Штирнерианской абсолютизации субъекта и его мира Пастернак противопоставляет шеллингианскую идею тождества субъекта и объекта (с которой начинается «Система трансцендентального идеализма»: «Alles Wissen beruht auf der Übereinstimmung eines Objektiven mit einem Subjektiven»[80]). Неспроста Живаго размышляет об этом тождестве перед тем, как встретиться с Палых:
Привычный круг мыслей овладел Юрием Андреевичем […] О мимикрии, о подражательной и предохранительной окраске […] Что такое субъект? Что такое объект? Как дать определение их тождества? В размышлениях доктора Дарвин встречался с Шеллингом…
(3, 342)[81] 4.1.2.
Но почему в Гинца стреляет именно тот персонаж, который ассоциирован со Штирнером? Ответ на этот вопрос дает остроумное сравнение, которое предпринял А. А. Вознесенский в одном из его интервью о творчестве Пастернака:
…Гинц вскакивает на пожарную кадку и обращает к приближающимся «несколько за душу хватающих слов, нечеловеческих и бессвязных…» И проваливается в кадку. Солдаты с хохотом застреливают и докалывают его […].
Помните притчу о Фалесе, отце древней философии? Фалес, искатель небесных тайн, разглядывая звезды, провалился в колодец. Юная фракиянка хохочет над чудаком […] Не случайно этой метафорой Лев Шестов открывает свою лучшую книгу «На весах Иова»[82].
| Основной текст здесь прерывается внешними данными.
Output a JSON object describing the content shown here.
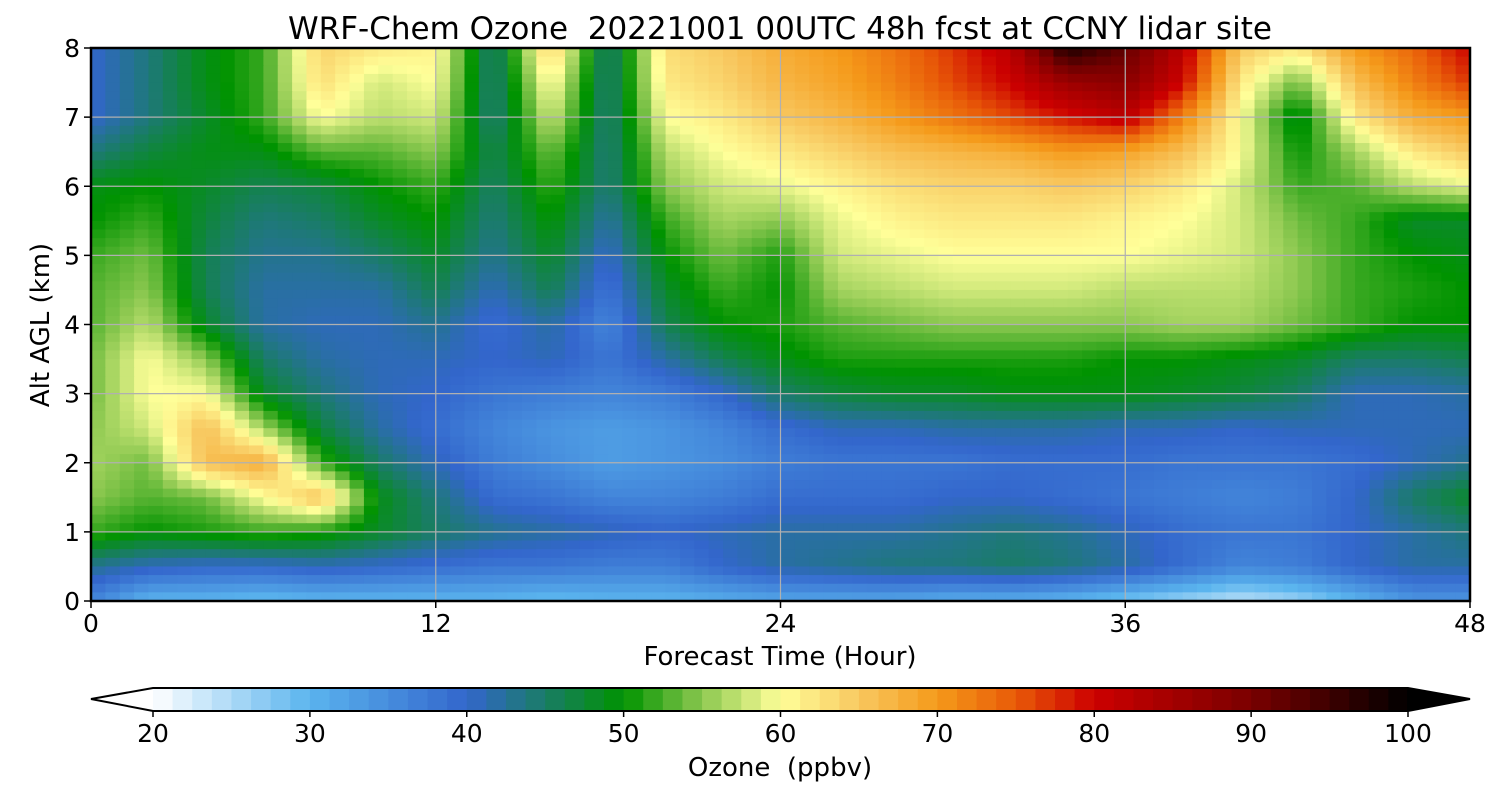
{
  "chart_data": {
    "type": "heatmap",
    "title": "WRF-Chem Ozone  20221001 00UTC 48h fcst at CCNY lidar site",
    "xlabel": "Forecast Time (Hour)",
    "ylabel": "Alt AGL (km)",
    "xlim": [
      0,
      48
    ],
    "ylim": [
      0,
      8
    ],
    "x_ticks": [
      "0",
      "12",
      "24",
      "36",
      "48"
    ],
    "y_ticks": [
      "0",
      "1",
      "2",
      "3",
      "4",
      "5",
      "6",
      "7",
      "8"
    ],
    "grid": true,
    "colorbar": {
      "label": "Ozone  (ppbv)",
      "range": [
        20,
        100
      ],
      "ticks": [
        "20",
        "30",
        "40",
        "50",
        "60",
        "70",
        "80",
        "90",
        "100"
      ],
      "extend": "both",
      "stops": [
        {
          "v": 20,
          "c": "#ffffff"
        },
        {
          "v": 30,
          "c": "#5ab4ee"
        },
        {
          "v": 40,
          "c": "#3366cc"
        },
        {
          "v": 50,
          "c": "#009300"
        },
        {
          "v": 55,
          "c": "#8cc850"
        },
        {
          "v": 60,
          "c": "#ffff99"
        },
        {
          "v": 65,
          "c": "#f8c860"
        },
        {
          "v": 70,
          "c": "#f59a1a"
        },
        {
          "v": 75,
          "c": "#e85a08"
        },
        {
          "v": 80,
          "c": "#cc0000"
        },
        {
          "v": 90,
          "c": "#7a0000"
        },
        {
          "v": 100,
          "c": "#000000"
        }
      ]
    },
    "x": [
      0,
      2,
      4,
      6,
      8,
      10,
      12,
      14,
      16,
      18,
      20,
      22,
      24,
      26,
      28,
      30,
      32,
      34,
      36,
      38,
      40,
      42,
      44,
      46,
      48
    ],
    "y": [
      0,
      0.5,
      1,
      1.5,
      2,
      2.5,
      3,
      3.5,
      4,
      4.5,
      5,
      5.5,
      6,
      6.5,
      7,
      7.5,
      8
    ],
    "z": [
      [
        36,
        30,
        30,
        29,
        30,
        30,
        30,
        30,
        29,
        30,
        30,
        31,
        32,
        32,
        32,
        31,
        31,
        30,
        28,
        26,
        24,
        26,
        30,
        34,
        34
      ],
      [
        43,
        41,
        40,
        40,
        41,
        40,
        39,
        38,
        38,
        37,
        37,
        40,
        42,
        43,
        44,
        44,
        45,
        44,
        42,
        39,
        36,
        37,
        40,
        42,
        42
      ],
      [
        52,
        50,
        51,
        52,
        51,
        48,
        45,
        43,
        42,
        41,
        40,
        41,
        42,
        42,
        42,
        43,
        44,
        43,
        41,
        39,
        38,
        38,
        40,
        42,
        44
      ],
      [
        55,
        53,
        54,
        60,
        66,
        49,
        44,
        39,
        38,
        36,
        36,
        37,
        39,
        39,
        39,
        40,
        40,
        39,
        38,
        37,
        36,
        37,
        40,
        45,
        48
      ],
      [
        56,
        54,
        66,
        68,
        52,
        45,
        41,
        37,
        35,
        33,
        34,
        35,
        37,
        38,
        38,
        38,
        39,
        39,
        39,
        38,
        38,
        38,
        39,
        41,
        43
      ],
      [
        55,
        58,
        66,
        56,
        47,
        42,
        39,
        36,
        34,
        33,
        34,
        36,
        39,
        41,
        41,
        42,
        42,
        42,
        41,
        41,
        40,
        41,
        41,
        41,
        41
      ],
      [
        54,
        60,
        60,
        48,
        44,
        41,
        40,
        38,
        37,
        36,
        37,
        40,
        45,
        47,
        48,
        48,
        49,
        49,
        49,
        48,
        47,
        45,
        41,
        41,
        42
      ],
      [
        54,
        60,
        55,
        45,
        42,
        41,
        41,
        40,
        41,
        38,
        42,
        46,
        49,
        51,
        51,
        51,
        51,
        51,
        50,
        50,
        49,
        48,
        45,
        45,
        46
      ],
      [
        53,
        57,
        48,
        42,
        41,
        41,
        43,
        39,
        42,
        36,
        46,
        50,
        51,
        53,
        54,
        55,
        55,
        55,
        55,
        56,
        56,
        54,
        52,
        50,
        50
      ],
      [
        53,
        55,
        46,
        42,
        42,
        42,
        46,
        41,
        46,
        38,
        48,
        52,
        50,
        56,
        57,
        58,
        58,
        58,
        57,
        57,
        57,
        55,
        52,
        51,
        50
      ],
      [
        52,
        54,
        46,
        43,
        43,
        45,
        48,
        43,
        48,
        40,
        50,
        54,
        51,
        58,
        59,
        60,
        60,
        60,
        60,
        59,
        58,
        55,
        52,
        50,
        49
      ],
      [
        50,
        52,
        47,
        44,
        45,
        48,
        50,
        44,
        50,
        42,
        52,
        56,
        55,
        59,
        61,
        62,
        62,
        62,
        61,
        60,
        58,
        54,
        52,
        48,
        48
      ],
      [
        49,
        50,
        48,
        46,
        47,
        50,
        52,
        45,
        52,
        44,
        55,
        58,
        59,
        61,
        63,
        64,
        64,
        65,
        64,
        62,
        58,
        52,
        53,
        57,
        59
      ],
      [
        44,
        47,
        49,
        49,
        53,
        53,
        55,
        46,
        54,
        44,
        57,
        60,
        62,
        64,
        66,
        67,
        68,
        70,
        69,
        66,
        60,
        50,
        56,
        62,
        65
      ],
      [
        40,
        44,
        48,
        52,
        60,
        57,
        58,
        44,
        58,
        44,
        60,
        62,
        65,
        67,
        70,
        73,
        76,
        79,
        82,
        72,
        60,
        48,
        62,
        68,
        70
      ],
      [
        40,
        44,
        49,
        52,
        63,
        58,
        60,
        44,
        61,
        44,
        62,
        64,
        67,
        69,
        72,
        76,
        80,
        86,
        88,
        80,
        62,
        54,
        66,
        72,
        77
      ],
      [
        40,
        44,
        49,
        52,
        64,
        62,
        61,
        44,
        65,
        44,
        63,
        65,
        68,
        70,
        73,
        77,
        82,
        98,
        92,
        82,
        65,
        62,
        70,
        74,
        80
      ]
    ]
  }
}
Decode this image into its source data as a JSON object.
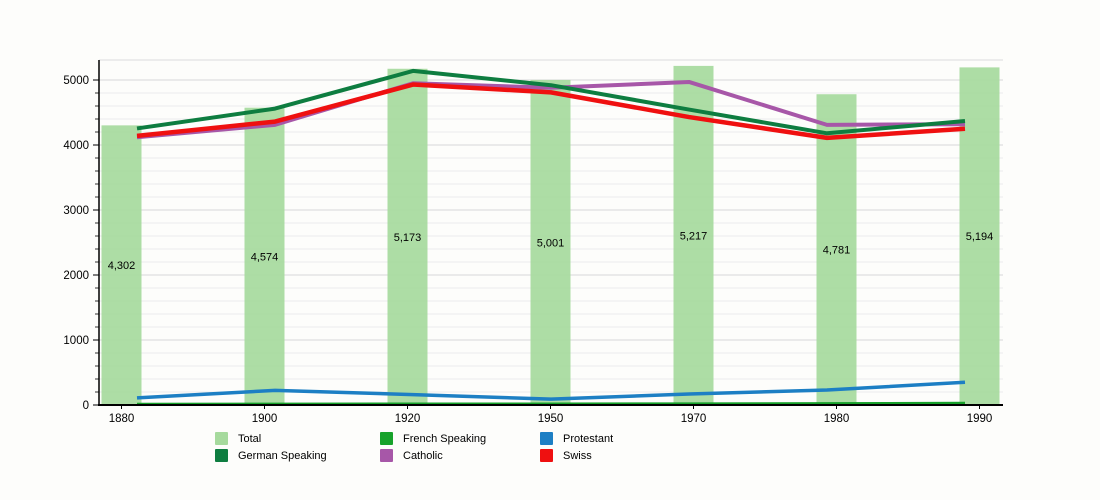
{
  "background_color": "#fdfdfb",
  "chart_data": {
    "type": "bar+line",
    "title": "",
    "xlabel": "",
    "ylabel": "",
    "categories": [
      "1880",
      "1900",
      "1920",
      "1950",
      "1970",
      "1980",
      "1990"
    ],
    "bar_series": {
      "name": "Total",
      "color": "#a6da9d",
      "values": [
        4302,
        4574,
        5173,
        5001,
        5217,
        4781,
        5194
      ],
      "value_labels": [
        "4,302",
        "4,574",
        "5,173",
        "5,001",
        "5,217",
        "4,781",
        "5,194"
      ]
    },
    "line_series": [
      {
        "name": "French Speaking",
        "color": "#17a22b",
        "values": [
          15,
          18,
          20,
          20,
          22,
          25,
          30
        ]
      },
      {
        "name": "Protestant",
        "color": "#1d7fc4",
        "values": [
          110,
          225,
          160,
          90,
          170,
          230,
          350
        ]
      },
      {
        "name": "Catholic",
        "color": "#a757a8",
        "values": [
          4120,
          4310,
          4950,
          4880,
          4970,
          4310,
          4320
        ]
      },
      {
        "name": "German Speaking",
        "color": "#0e7d40",
        "values": [
          4255,
          4560,
          5140,
          4920,
          4545,
          4180,
          4370
        ]
      },
      {
        "name": "Swiss",
        "color": "#ef1010",
        "values": [
          4140,
          4360,
          4930,
          4810,
          4430,
          4110,
          4250
        ]
      }
    ],
    "y_axis": {
      "tick_labels": [
        "0",
        "1000",
        "2000",
        "3000",
        "4000",
        "5000"
      ],
      "tick_values": [
        0,
        1000,
        2000,
        3000,
        4000,
        5000
      ],
      "minor_step": 200,
      "ylim": [
        0,
        5300
      ]
    },
    "grid": "horizontal",
    "legend_position": "bottom",
    "legend": [
      {
        "label": "Total",
        "color": "#a6da9d"
      },
      {
        "label": "German Speaking",
        "color": "#0e7d40"
      },
      {
        "label": "French Speaking",
        "color": "#17a22b"
      },
      {
        "label": "Catholic",
        "color": "#a757a8"
      },
      {
        "label": "Protestant",
        "color": "#1d7fc4"
      },
      {
        "label": "Swiss",
        "color": "#ef1010"
      }
    ]
  }
}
Вдобавок к соображению А. А. Вознесенского следует сказать, что Пастернак, конструируя образ Гинца, не только заимствовал из диалога Платона («Theaetet») анекдот о Фалесе, упавшем в цистерну, но и использовал самые разные иные античные источники, свидетельствующие об этом первомудреце. Как известно, Фалес занимался теорией треугольников (он доказал, среди прочего, равенство углов при основании равнобедренного треугольника); Гинц треуголен:
Он был в тесном френче. Наверное, ему было неловко, что он еще так молод, и, чтобы казаться старше, он брюзгливо кривил лицо и напускал на себя деланную сутулость. Для этого он запускал руки глубоко в карманы галифе и подымал углами плечи в новых негнущихся погонах, отчего его фигура становилась действительно по-кавалерийски упрощенной, так что от плеч к ногам ее можно было вычертить с помощью двух, книзу сходящихся линий.
(3, 137)
О Фалесе говорится в комедии Аристофана «Птицы» как о комическом персонаже. О «Птицах» напоминает читателям сцена, в которой они впервые знакомятся с Гинцем. Персонажи, участвующие в этом эпизоде, занимают странные позиции в пространстве, так что человеческие позы становятся похожими на птичьи (один как бы сидит на шестке; другой, обхвативший руками спинку стула, получает птичий профиль; третий подпрыгивает в проеме окна);
Из присутствующих только один доктор расположился в кабинете по-человечески. Остальные сидели один другого чуднее и развязнее. Уездный, подперев голову, по-печорински полулежал возле письменного стола [= типовая античная поза. — И. С.], его помощник громоздился напротив, на боковом валике дивана, подобрав под себя ноги, как в дамском седле. Галиуллин сидел верхом на стуле, поставленном задом наперед, обняв спинку и положив на нее голову, а молоденький комиссар то подтягивался на руках в проем подоконника, то с него соскакивал…
(3, 136–137)[83]
Фалес считал первоматерией воду и погружал землю в мировой океан (за что его критиковал Аристотель в трактате «О небе») — после смерти Гинца в Мелюзееве случается настоящий потоп:
…на полу огромные лужи, и то же самое в комнате, оставшейся от Лары, море, форменное море, целый океан.
(3, 149)[84]
И напротив: вода как бы ввергает Памфила Палых в паническое состояние:
он исчез из лагеря, как бежит от самого себя больное водобоязнью бешеное животное.
(3, 366). 4.2.
Подытожим сказанное: выстрел Палых в Гинца — это покушение Штирнера на основы идеализма и — шире — мировой философии, берущей свое начало в одном из «семи мудрецов», в Фалесе (ср. особенно первые главы сочинения Штирнера, где критикуется греческая философия). Пастернак переводит проблему столкновения народа и интеллигенции, позаимствованную из «Сестер», в план философского спора нигилистов 1840-х гг. с классической философией[85].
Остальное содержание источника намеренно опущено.